The unique proximity to Camp Ripley, a regional training center for military members near Little Falls, Minnesota, gives it a connection to a large veteran community. Even so, getting veterans to take on the roles of fellows and apprentices in the program has not been very easy. In some cases, only a few veterans attend some of the workshops. Sometimes the general public outweighs veteran attendance. Veteran family members are also welcome to join in participation.
There’s good reason for veterans to get involved. Those brought on as fellows and apprentices must be actively involved, providing statements of learning, but are paid and given stipends for education costs for joining in.
Jones said employment opportunities in agriculture vary widely much like the backgrounds of veterans. Likewise those who have been attending these workshops are emerging with desires to work in agriculture in many ways.
“We know that one veteran is looking at opportunities in filming food,” Jones said. “We know that another veteran is expanding his livestock operations. We know a veteran is moving into high tunnel production because of what he has learned.”

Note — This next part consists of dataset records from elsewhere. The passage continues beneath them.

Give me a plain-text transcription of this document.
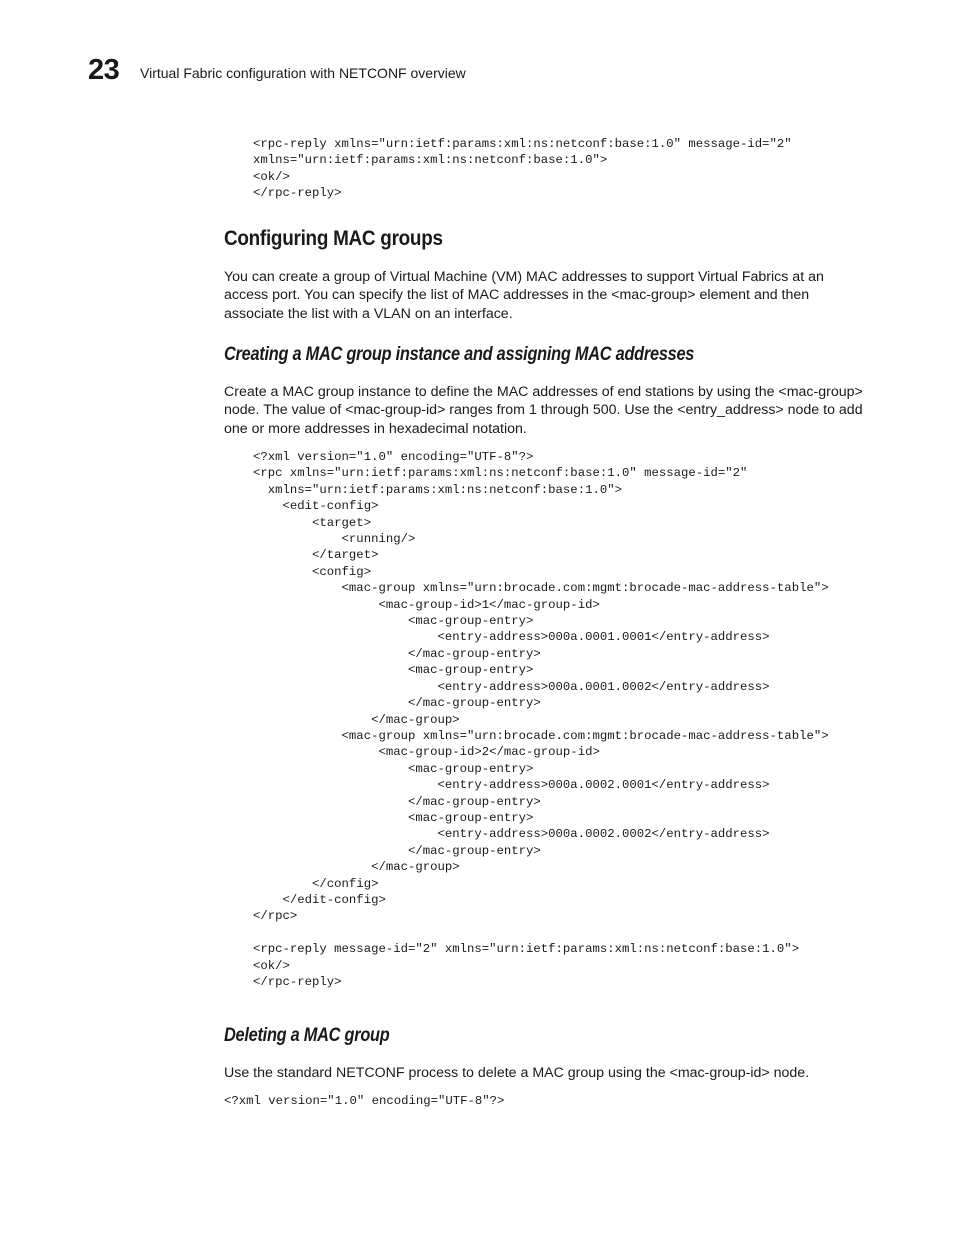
23 Virtual Fabric configuration with NETCONF overview
<rpc-reply xmlns="urn:ietf:params:xml:ns:netconf:base:1.0" message-id="2"
xmlns="urn:ietf:params:xml:ns:netconf:base:1.0">
<ok/>
</rpc-reply>
Configuring MAC groups

You can create a group of Virtual Machine (VM) MAC addresses to support Virtual Fabrics at an access port. You can specify the list of MAC addresses in the <mac-group> element and then associate the list with a VLAN on an interface.

Creating a MAC group instance and assigning MAC addresses

Create a MAC group instance to define the MAC addresses of end stations by using the <mac-group> node. The value of <mac-group-id> ranges from 1 through 500. Use the <entry_address> node to add one or more addresses in hexadecimal notation.

<?xml version="1.0" encoding="UTF-8"?>
<rpc xmlns="urn:ietf:params:xml:ns:netconf:base:1.0" message-id="2"
xmlns="urn:ietf:params:xml:ns:netconf:base:1.0">
<edit-config>
<target>
<running/>
</target>
<config>
<mac-group xmlns="urn:brocade.com:mgmt:brocade-mac-address-table">
<mac-group-id>1</mac-group-id>
<mac-group-entry>
<entry-address>000a.0001.0001</entry-address>
</mac-group-entry>
<mac-group-entry>
<entry-address>000a.0001.0002</entry-address>
</mac-group-entry>
</mac-group>
<mac-group xmlns="urn:brocade.com:mgmt:brocade-mac-address-table">
<mac-group-id>2</mac-group-id>
<mac-group-entry>
<entry-address>000a.0002.0001</entry-address>
</mac-group-entry>
<mac-group-entry>
<entry-address>000a.0002.0002</entry-address>
</mac-group-entry>
</mac-group>
</config>
</edit-config>
</rpc>

<rpc-reply message-id="2" xmlns="urn:ietf:params:xml:ns:netconf:base:1.0">
<ok/>
</rpc-reply>
Deleting a MAC group

Use the standard NETCONF process to delete a MAC group using the <mac-group-id> node.

<?xml version="1.0" encoding="UTF-8"?>
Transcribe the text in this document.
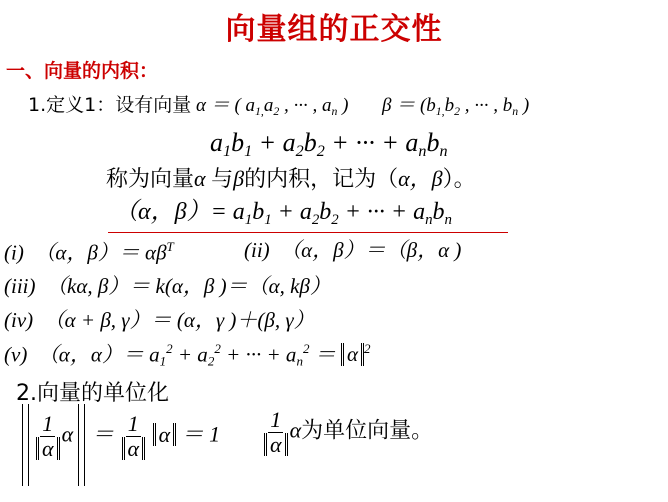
向量组的正交性
一、向量的内积：
1.定义1：设有向量 α ＝ ( $a_{1,}a_2$ , ··· , $a_n$ ) $\beta = (b_{1,}b_2$ , ··· , $b_n$ )
$a_1b_1 + a_2b_2$ + ··· + $a_nb_n$
称为向量α 与β的内积，记为（α，β）。
（α，$\beta)= a_1b_1 + a_2b_2$ + ··· + $a_nb_n$
(i) （α，$\beta)= \alpha\beta^T$	(ii) （α，β）＝（β，α )
(iii) （kα, β）＝ k(α，β )＝（α, kβ）
(iv) （α + β, γ）＝ (α，γ )＋(β, γ）
(v) （α，$\alpha)= a_1^2 + a_2^2$ + ··· + $a_n^2 = \alpha$ $^2$
2.向量的单位化
$\frac{1}{\alpha}$ $\alpha = \frac{1}{\alpha}$ $\alpha = 1 \frac{1}{\alpha}$ α为单位向量。
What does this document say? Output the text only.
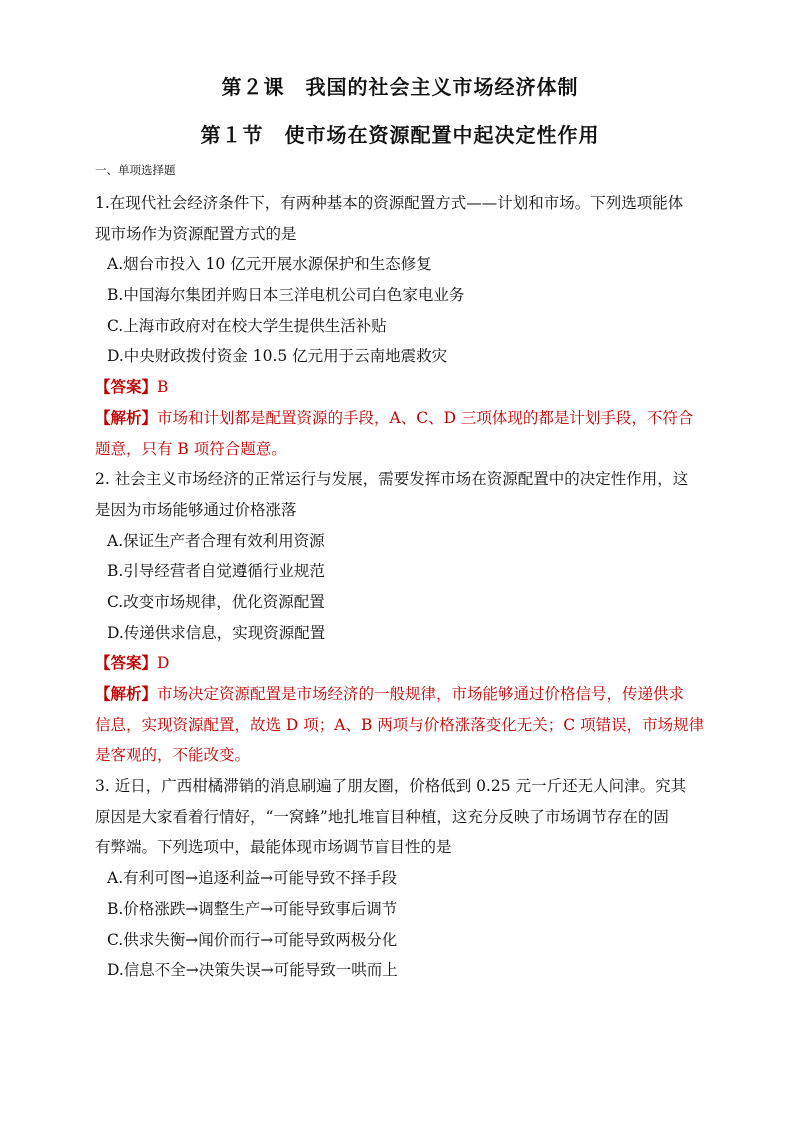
第２课　我国的社会主义市场经济体制
第１节　使市场在资源配置中起决定性作用
一、单项选择题
1.在现代社会经济条件下，有两种基本的资源配置方式——计划和市场。下列选项能体
现市场作为资源配置方式的是
A.烟台市投入 10 亿元开展水源保护和生态修复
B.中国海尔集团并购日本三洋电机公司白色家电业务
C.上海市政府对在校大学生提供生活补贴
D.中央财政拨付资金 10.5 亿元用于云南地震救灾
【答案】B
【解析】市场和计划都是配置资源的手段，A、C、D 三项体现的都是计划手段，不符合
题意，只有 B 项符合题意。
2. 社会主义市场经济的正常运行与发展，需要发挥市场在资源配置中的决定性作用，这
是因为市场能够通过价格涨落
A.保证生产者合理有效利用资源
B.引导经营者自觉遵循行业规范
C.改变市场规律，优化资源配置
D.传递供求信息，实现资源配置
【答案】D
【解析】市场决定资源配置是市场经济的一般规律，市场能够通过价格信号，传递供求
信息，实现资源配置，故选 D 项；A、B 两项与价格涨落变化无关；C 项错误，市场规律
是客观的，不能改变。
3. 近日，广西柑橘滞销的消息刷遍了朋友圈，价格低到 0.25 元一斤还无人问津。究其
原因是大家看着行情好，“一窝蜂”地扎堆盲目种植，这充分反映了市场调节存在的固
有弊端。下列选项中，最能体现市场调节盲目性的是
A.有利可图→追逐利益→可能导致不择手段
B.价格涨跌→调整生产→可能导致事后调节
C.供求失衡→闻价而行→可能导致两极分化
D.信息不全→决策失误→可能导致一哄而上
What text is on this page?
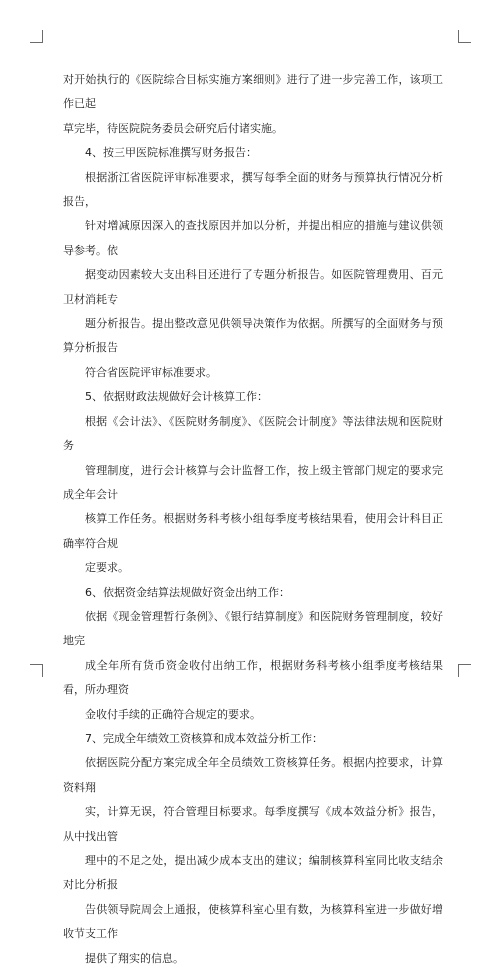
对开始执行的《医院综合目标实施方案细则》进行了进一步完善工作，该项工作已起
草完毕，待医院院务委员会研究后付诸实施。

4、按三甲医院标准撰写财务报告：

根据浙江省医院评审标准要求，撰写每季全面的财务与预算执行情况分析报告，
针对增减原因深入的查找原因并加以分析，并提出相应的措施与建议供领导参考。依
据变动因素较大支出科目还进行了专题分析报告。如医院管理费用、百元卫材消耗专
题分析报告。提出整改意见供领导决策作为依据。所撰写的全面财务与预算分析报告
符合省医院评审标准要求。

5、依据财政法规做好会计核算工作：

根据《会计法》、《医院财务制度》、《医院会计制度》等法律法规和医院财务
管理制度，进行会计核算与会计监督工作，按上级主管部门规定的要求完成全年会计
核算工作任务。根据财务科考核小组每季度考核结果看，使用会计科目正确率符合规
定要求。

6、依据资金结算法规做好资金出纳工作：

依据《现金管理暂行条例》、《银行结算制度》和医院财务管理制度，较好地完
成全年所有货币资金收付出纳工作，根据财务科考核小组季度考核结果看，所办理资
金收付手续的正确符合规定的要求。

7、完成全年绩效工资核算和成本效益分析工作：

依据医院分配方案完成全年全员绩效工资核算任务。根据内控要求，计算资料翔
实，计算无误，符合管理目标要求。每季度撰写《成本效益分析》报告，从中找出管
理中的不足之处，提出减少成本支出的建议；编制核算科室同比收支结余对比分析报
告供领导院周会上通报，使核算科室心里有数，为核算科室进一步做好增收节支工作
提供了翔实的信息。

The workshop in Pillager was the final workshop of this fiscal year. If you missed out on the free opportunities, the next two years of the program will include the same workshops. You can register for those events at the
Region Five Development Commission website.
Each year of the program, new fellows and apprentices are brought on to learn these skills. The hope is to have a total of three apprentices and 15 fellows graduate from this program and remain connected.